Buoyed by the receipt of production contracts from Brazil for Gripen fighters and from the United Arab Emirates to supply a new-generation airborne early warning (AEW) capability, Saab ended 2015 with a record order backlog and stronger sales prospects, says chief executive Håkan Buskhe.

Detailing sales growth of 16% for 2015 – to almost SKr27.2 billion ($3.2 billion) – during a 10 February annual results conference in Stockholm, Buskhe said the company’s major business highlights included the two aircraft projects.

“After 21 years, we received in the third quarter the order [from Brazil],” he says, referring to a deal to supply the nation’s air force with 36 Gripens. “The big challenge is basically the technology transfer and the building of the two-seater,” he notes, but adds: “it looks very promising: we have met all the milestones, and received the payments.”

There are currently 53 Brazilian engineers working at Saab’s Linköping site, with 25 more to arrive in April. Deliveries of 28 single-seat fighters and eight two-seat examples are scheduled to run between 2019 and 2024.

The surprise announcement last November of a two-aircraft swing-role surveillance system deal with the UAE will lead to the delivery of adapted Bombardier Global 6000s equipped for AEW, ground and maritime surveillance duties. The project is worth around $1.27 billion.

UAE Global 6000 - Saab


Buskhe describes the deal as “an extremely important order”, and adds that the development has “a huge potential in other countries”. Saab reduced risk on the integration of new radar and electronic warfare systems on the Canadian-built business jet in advance of finalising the contract at the Dubai air show, he says.

Noting that Saab switched to the higher-flying and longer-endurance Global 6000 after receiving negative customer feedback about using its out-of-production Saab 2000, he says: “this is the new standard for airborne surveillance in the world. It can detect small targets from a huge distance.”

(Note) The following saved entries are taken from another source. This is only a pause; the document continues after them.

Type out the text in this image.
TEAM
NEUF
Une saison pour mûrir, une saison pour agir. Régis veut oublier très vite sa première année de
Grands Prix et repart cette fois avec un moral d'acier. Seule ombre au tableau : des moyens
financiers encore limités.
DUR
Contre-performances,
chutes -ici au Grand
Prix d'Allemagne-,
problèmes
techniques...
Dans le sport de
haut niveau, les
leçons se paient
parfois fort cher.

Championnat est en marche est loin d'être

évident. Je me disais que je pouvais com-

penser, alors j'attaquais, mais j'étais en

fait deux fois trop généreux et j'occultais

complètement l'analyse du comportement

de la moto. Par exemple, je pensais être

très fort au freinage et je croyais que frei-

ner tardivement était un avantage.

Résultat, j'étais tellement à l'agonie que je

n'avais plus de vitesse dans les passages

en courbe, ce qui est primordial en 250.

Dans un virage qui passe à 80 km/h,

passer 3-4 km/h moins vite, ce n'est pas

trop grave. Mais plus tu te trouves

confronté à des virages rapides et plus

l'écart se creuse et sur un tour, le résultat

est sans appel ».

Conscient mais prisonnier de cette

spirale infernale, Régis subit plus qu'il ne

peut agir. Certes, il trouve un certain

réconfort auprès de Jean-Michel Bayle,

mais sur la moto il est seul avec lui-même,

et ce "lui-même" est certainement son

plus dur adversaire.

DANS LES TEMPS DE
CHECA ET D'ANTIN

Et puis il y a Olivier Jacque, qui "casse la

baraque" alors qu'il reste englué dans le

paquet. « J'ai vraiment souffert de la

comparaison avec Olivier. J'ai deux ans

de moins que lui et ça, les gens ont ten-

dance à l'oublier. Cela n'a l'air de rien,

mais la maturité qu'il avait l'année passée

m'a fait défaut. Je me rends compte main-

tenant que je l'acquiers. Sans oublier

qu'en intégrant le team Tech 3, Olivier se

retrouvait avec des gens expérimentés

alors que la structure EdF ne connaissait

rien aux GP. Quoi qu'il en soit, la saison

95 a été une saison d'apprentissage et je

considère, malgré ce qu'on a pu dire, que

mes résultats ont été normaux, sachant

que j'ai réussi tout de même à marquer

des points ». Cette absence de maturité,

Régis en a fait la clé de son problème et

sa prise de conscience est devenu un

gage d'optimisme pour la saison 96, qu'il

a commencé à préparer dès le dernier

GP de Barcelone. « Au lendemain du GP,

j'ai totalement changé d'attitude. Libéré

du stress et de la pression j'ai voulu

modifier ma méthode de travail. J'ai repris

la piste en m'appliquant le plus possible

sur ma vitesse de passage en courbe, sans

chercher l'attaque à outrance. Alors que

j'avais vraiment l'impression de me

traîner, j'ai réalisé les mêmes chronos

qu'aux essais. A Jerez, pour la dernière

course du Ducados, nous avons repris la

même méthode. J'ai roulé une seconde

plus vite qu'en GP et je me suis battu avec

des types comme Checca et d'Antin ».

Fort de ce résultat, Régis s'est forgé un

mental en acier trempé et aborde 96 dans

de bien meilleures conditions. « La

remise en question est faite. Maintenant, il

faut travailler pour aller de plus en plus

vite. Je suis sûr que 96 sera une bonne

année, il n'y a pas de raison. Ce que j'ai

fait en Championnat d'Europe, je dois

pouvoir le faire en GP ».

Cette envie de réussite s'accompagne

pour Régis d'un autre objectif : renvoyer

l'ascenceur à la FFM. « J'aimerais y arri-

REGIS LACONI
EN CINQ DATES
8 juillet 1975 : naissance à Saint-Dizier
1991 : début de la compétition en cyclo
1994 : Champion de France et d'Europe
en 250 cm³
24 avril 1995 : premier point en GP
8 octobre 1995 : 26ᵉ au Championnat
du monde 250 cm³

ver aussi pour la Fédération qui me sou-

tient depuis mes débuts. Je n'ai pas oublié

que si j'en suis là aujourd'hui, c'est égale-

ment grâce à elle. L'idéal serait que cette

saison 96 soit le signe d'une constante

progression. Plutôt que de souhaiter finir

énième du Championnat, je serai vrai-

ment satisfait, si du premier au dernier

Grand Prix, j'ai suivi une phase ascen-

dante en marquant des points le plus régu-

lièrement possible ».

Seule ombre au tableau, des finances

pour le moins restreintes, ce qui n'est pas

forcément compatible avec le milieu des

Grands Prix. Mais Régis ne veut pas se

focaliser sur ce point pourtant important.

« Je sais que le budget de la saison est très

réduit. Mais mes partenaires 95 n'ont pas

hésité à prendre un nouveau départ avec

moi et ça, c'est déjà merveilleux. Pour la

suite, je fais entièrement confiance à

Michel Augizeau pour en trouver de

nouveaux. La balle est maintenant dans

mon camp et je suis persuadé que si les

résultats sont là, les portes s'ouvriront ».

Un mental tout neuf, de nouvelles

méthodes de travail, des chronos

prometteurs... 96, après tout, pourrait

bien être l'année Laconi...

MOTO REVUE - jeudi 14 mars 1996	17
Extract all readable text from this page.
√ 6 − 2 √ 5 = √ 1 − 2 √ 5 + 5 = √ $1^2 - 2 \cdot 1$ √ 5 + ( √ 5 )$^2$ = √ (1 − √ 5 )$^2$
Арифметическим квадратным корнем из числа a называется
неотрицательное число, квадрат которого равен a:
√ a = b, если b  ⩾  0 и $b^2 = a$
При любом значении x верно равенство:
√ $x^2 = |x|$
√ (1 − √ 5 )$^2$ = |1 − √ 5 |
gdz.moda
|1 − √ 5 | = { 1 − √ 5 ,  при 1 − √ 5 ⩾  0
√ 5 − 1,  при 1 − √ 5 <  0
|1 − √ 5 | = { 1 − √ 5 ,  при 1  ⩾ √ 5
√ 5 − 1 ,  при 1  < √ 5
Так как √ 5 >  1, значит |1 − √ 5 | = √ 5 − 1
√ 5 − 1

Saab achieved a book-to-bill ratio of three in 2015, and its order backlog at the end of the year totaled almost SKr114 billion, says chief financial officer Magnus Örnberg.

Buskhe attributes the Swedish manufacturer’s current success to a 2010 decision to increase research and development spending and expand its presence on the international stage at a time when many of its competitors did the opposite.

“We have just warmed up,” he says. “Our possibilities in the market place are significant. We have the best product portfolio in the world.”